From Shedding to Stride: Entering the Year of the Horse With Intention
Before we talk about momentum, we need to name what came before it.
Throughout the Year of the Snake, we returned again and again to themes of shedding, patience and nervous system trust across our recent blog posts. We wrote about how healing rarely announces itself loudly, how progress often looks like less urgency rather than more, and how the body releases old patterns only when it feels safe enough to do so. The Snake taught us that stillness is not failure but information.
Many of our reflections over the past year centered on this idea. That the body is not something to override or fix, but something to collaborate with. That pain, tension and fatigue are not moral shortcomings, but signals. That before any real change can happen, there has to be listening. The Snake does not rush its shedding. It waits until the skin loosens on its own.
And now, we step into the Year of the Horse.
Horse energy is different, but it is not a rejection of what came before. It is what happens after reflection has done its work. Where the Snake was internal and deliberate, the Horse is expressive and mobile. Where the Snake asked us to pause and notice, the Horse invites us to move with what we have learned.
This is where it matters how we define movement.
In a culture obsessed with optimization, movement often gets framed as pressure. More steps. More effort. More output. Hustle culture simply swaps out language and calls it evolution. But the body experiences that as threat, not freedom. We see this all the time. People trying to move forward while their nervous system is still bracing.
At Kaname, we believe that healthy movement comes from regulation.
When the nervous system is supported, motion becomes sustainable.
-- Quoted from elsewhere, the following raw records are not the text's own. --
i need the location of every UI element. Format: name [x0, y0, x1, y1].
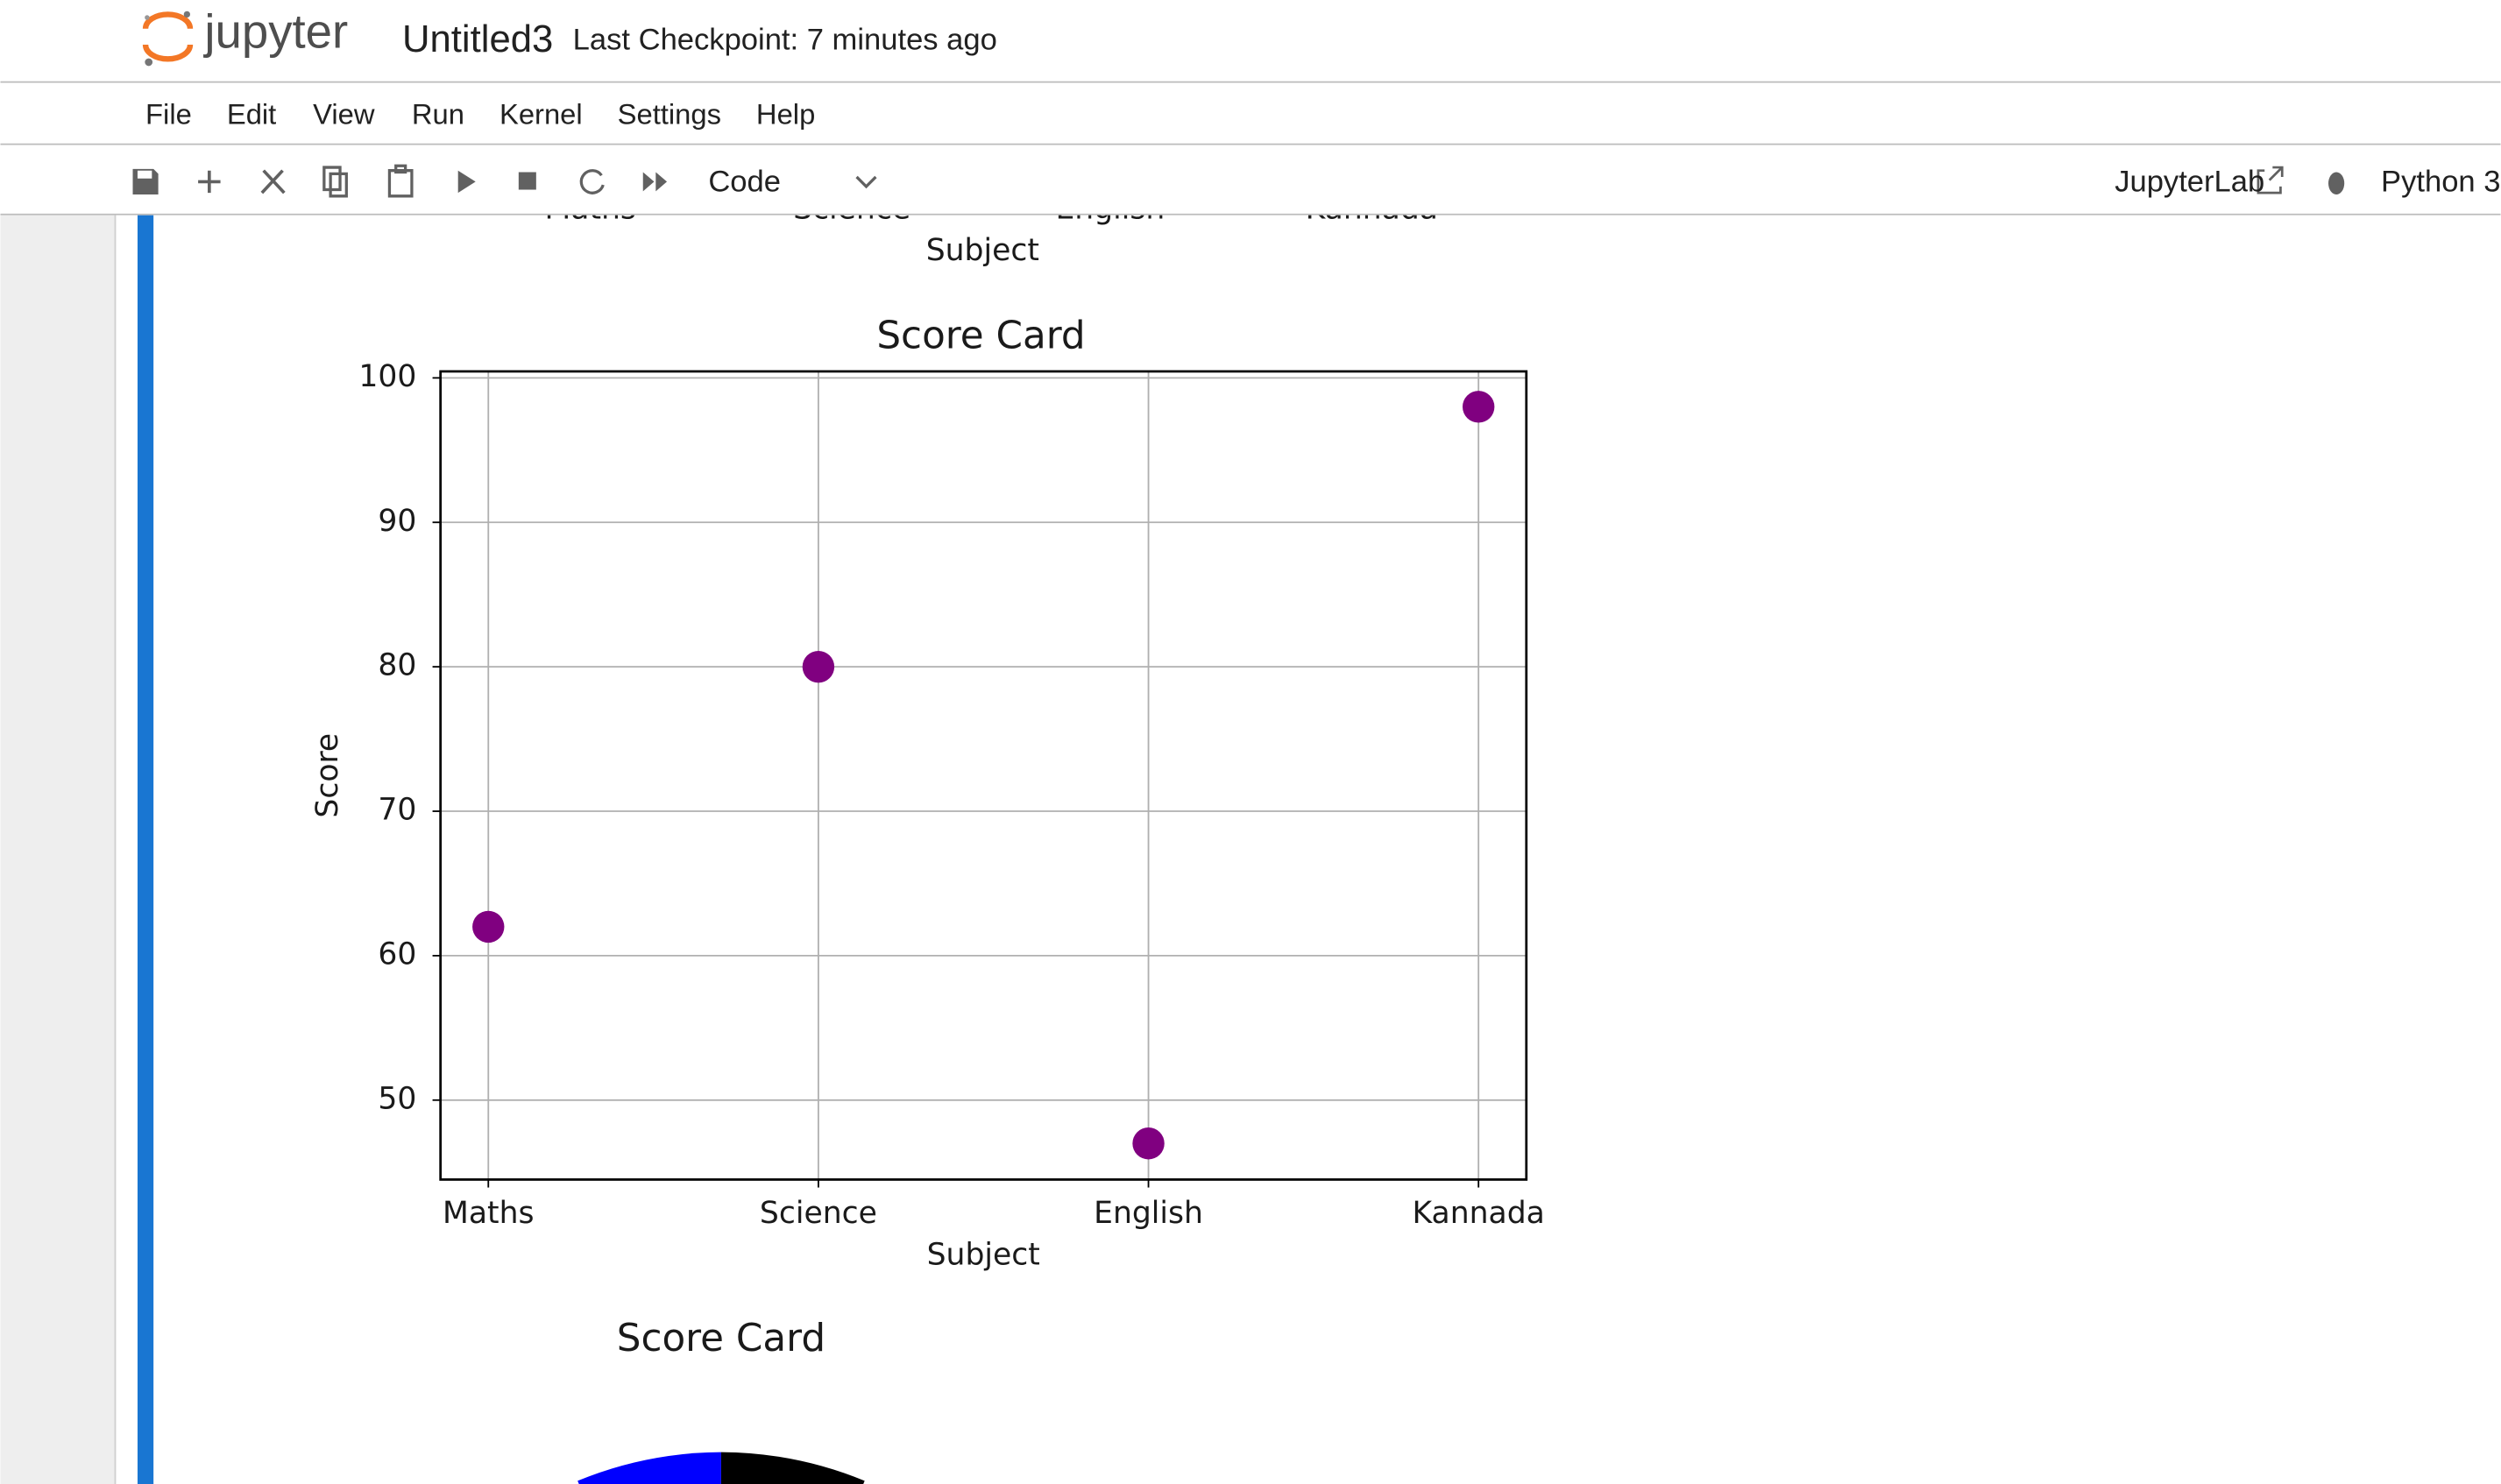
top-bar: [0, 0, 2501, 81]
x-tick-label: Science: [760, 1196, 877, 1231]
y-axis-label: Score: [310, 733, 345, 818]
toolbar-icons: [132, 164, 2345, 198]
y-tick-label: 70: [378, 793, 416, 828]
menu-item[interactable]: Help: [756, 97, 815, 130]
jupyter-logo[interactable]: [142, 11, 194, 67]
x-tick-label: English: [1094, 1196, 1203, 1231]
y-tick-label: 100: [358, 359, 416, 394]
cell-indicator[interactable]: [137, 215, 154, 1484]
save-button[interactable]: [132, 168, 159, 194]
y-tick-label: 80: [378, 648, 416, 683]
chart-title: Score Card: [876, 314, 1085, 358]
cut-button[interactable]: [260, 169, 286, 194]
insert-button[interactable]: [198, 170, 221, 194]
open-in-jupyterlab[interactable]: JupyterLab: [2115, 165, 2264, 198]
menu-item[interactable]: View: [313, 97, 375, 130]
y-tick-label: 60: [378, 936, 416, 972]
chart-title: Score Card: [617, 1316, 825, 1360]
notebook-name[interactable]: Untitled3: [402, 18, 553, 60]
pie-visible-part: [577, 1452, 865, 1484]
x-tick-label: Maths: [544, 192, 635, 227]
checkpoint: Last Checkpoint: 7 minutes ago: [573, 23, 997, 56]
pie-slice: [720, 1452, 865, 1484]
x-tick-label: English: [1055, 192, 1165, 227]
run-button[interactable]: [457, 170, 476, 194]
menu-item[interactable]: Edit: [227, 97, 276, 130]
x-tick-label: Kannada: [1306, 192, 1438, 227]
cell-type-chevron[interactable]: [855, 175, 877, 189]
plot-frame: [439, 370, 1528, 1181]
scatter-point: [1463, 391, 1495, 423]
y-tick-label: 90: [378, 504, 416, 539]
x-tick-label: Science: [793, 192, 910, 227]
x-tick-label: Maths: [443, 1196, 534, 1231]
external-link-icon[interactable]: [2257, 166, 2284, 194]
pie-slice: [577, 1452, 721, 1484]
stop-button[interactable]: [518, 172, 536, 190]
toolbar: [0, 145, 2501, 214]
y-tick-label: 50: [378, 1081, 416, 1116]
kernel-name[interactable]: Python 3: [2381, 165, 2500, 198]
x-axis-label: Subject: [927, 1237, 1040, 1272]
menu-item[interactable]: File: [145, 97, 192, 130]
cell-output: Maths Science English Kannada Subject Score C…: [310, 192, 1545, 1361]
debugger-icon[interactable]: [2328, 172, 2345, 194]
scatter-point: [472, 910, 505, 943]
x-axis-label: Subject: [926, 233, 1039, 268]
menu-item[interactable]: Kernel: [499, 97, 583, 130]
scatter-point: [1132, 1127, 1165, 1160]
paste-button[interactable]: [387, 164, 414, 198]
cell-type-select[interactable]: Code: [708, 165, 781, 198]
app-name: jupyter: [202, 4, 348, 58]
sidebar: [0, 215, 116, 1484]
scatter-point: [802, 650, 835, 683]
menu-bar: [0, 82, 2501, 144]
restart-run-button[interactable]: [642, 172, 668, 192]
menu-item[interactable]: Run: [412, 97, 464, 130]
restart-button[interactable]: [579, 169, 605, 194]
menu-item[interactable]: Settings: [618, 97, 721, 130]
copy-button[interactable]: [322, 166, 348, 198]
x-tick-label: Kannada: [1413, 1196, 1545, 1231]
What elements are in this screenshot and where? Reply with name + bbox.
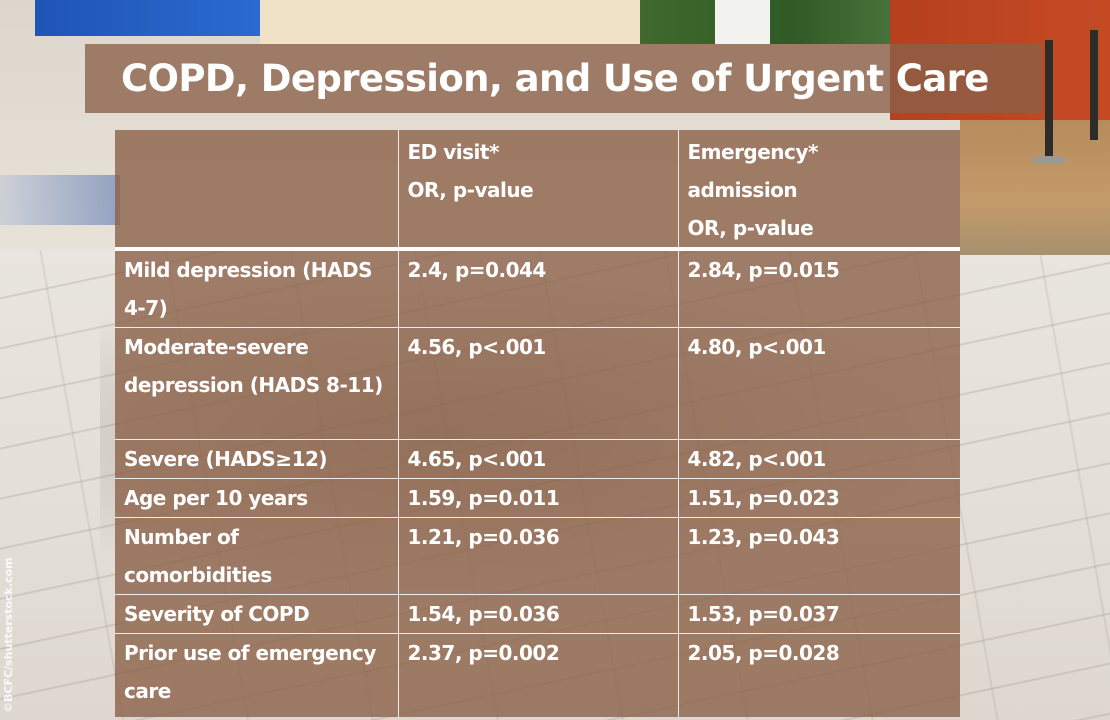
table-row: Moderate-severe depression (HADS 8-11) 4… [115, 327, 960, 440]
row-label: Mild depression (HADS 4-7) [124, 258, 373, 320]
emergency-admission-value: 1.23, p=0.043 [677, 517, 960, 595]
ed-visit-value: 1.54, p=0.036 [397, 594, 678, 634]
title-banner: COPD, Depression, and Use of Urgent Care [85, 44, 1042, 113]
ed-visit-value: 1.59, p=0.011 [397, 478, 678, 518]
table-row: Mild depression (HADS 4-7) 2.4, p=0.044 … [115, 249, 960, 328]
background-blue-reflection [0, 175, 120, 225]
row-label: Age per 10 years [115, 478, 398, 518]
ed-visit-value: 2.4, p=0.044 [397, 249, 678, 328]
table-row: Age per 10 years 1.59, p=0.011 1.51, p=0… [115, 478, 960, 518]
ed-visit-value: 1.21, p=0.036 [397, 517, 678, 595]
table-row: Severe (HADS≥12) 4.65, p<.001 4.82, p<.0… [115, 439, 960, 479]
ed-visit-value: 4.56, p<.001 [397, 327, 678, 440]
header-emergency-admission: Emergency* admission OR, p-value [677, 130, 960, 251]
emergency-admission-value: 2.05, p=0.028 [677, 633, 960, 717]
row-label: Severe (HADS≥12) [115, 439, 398, 479]
background-blue-sign [35, 0, 260, 36]
table-row: Prior use of emergency care 2.37, p=0.00… [115, 633, 960, 717]
background-wood-floor [960, 120, 1110, 255]
background-stanchion-base [1031, 156, 1067, 164]
table-header-row: ED visit* OR, p-value Emergency* admissi… [115, 130, 960, 251]
row-label: Severity of COPD [115, 594, 398, 634]
emergency-admission-value: 1.53, p=0.037 [677, 594, 960, 634]
background-pillar [715, 0, 770, 44]
results-table: ED visit* OR, p-value Emergency* admissi… [115, 130, 960, 717]
row-label: Moderate-severe depression (HADS 8-11) [115, 327, 398, 440]
ed-visit-value: 4.65, p<.001 [397, 439, 678, 479]
header-line: admission [687, 178, 798, 202]
header-ed-visit: ED visit* OR, p-value [397, 130, 678, 251]
emergency-admission-value: 1.51, p=0.023 [677, 478, 960, 518]
slide-title: COPD, Depression, and Use of Urgent Care [121, 57, 989, 100]
header-line: ED visit* [407, 140, 500, 164]
header-empty-cell [115, 130, 398, 251]
emergency-admission-value: 4.82, p<.001 [677, 439, 960, 479]
row-label: Prior use of emergency care [115, 633, 398, 717]
header-line: OR, p-value [687, 216, 814, 240]
row-label: Number of comorbidities [115, 517, 398, 595]
header-line: Emergency* [687, 140, 819, 164]
emergency-admission-value: 2.84, p=0.015 [677, 249, 960, 328]
background-cream-wall [260, 0, 640, 44]
table-row: Number of comorbidities 1.21, p=0.036 1.… [115, 517, 960, 595]
photo-credit-watermark: ©BCFC/shutterstock.com [2, 557, 15, 713]
emergency-admission-value: 4.80, p<.001 [677, 327, 960, 440]
background-stanchion-post [1045, 40, 1053, 160]
background-stanchion-post [1090, 30, 1098, 140]
header-line: OR, p-value [407, 178, 534, 202]
ed-visit-value: 2.37, p=0.002 [397, 633, 678, 717]
table-row: Severity of COPD 1.54, p=0.036 1.53, p=0… [115, 594, 960, 634]
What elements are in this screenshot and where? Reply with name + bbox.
Muscles coordinate instead of grip. Joints move with range instead of resistance. Breath syncs with action instead of lagging behind it. This is the kind of momentum the Horse represents. Not burnout disguised as ambition, but movement that feels alive and resourced.
This is also where chiropractic care plays a crucial role. Not as a tool for pushing harder, but as a foundation for moving well. By supporting spinal alignment and nervous system communication, chiropractic care helps create the conditions where movement feels possible again.
We have shared many stories over the past year about patients realizing that they did not need a new body, just a better relationship with the one they have. The Year of the Horse builds on that truth. It is not asking for reinvention. It is asking for integration.
As February unfolds, we are holding space for a gentler kind of forward motion. One that honors the shedding work already done. One that understands that clarity often arrives through movement, but only when the body feels supported enough to move.
So we will leave you with the question we are sitting with ourselves.
What kind of movement actually feels supportive now?
Not what looks productive. Not what you think you should want. But what your body is quietly ready for. That answer is where real momentum lives.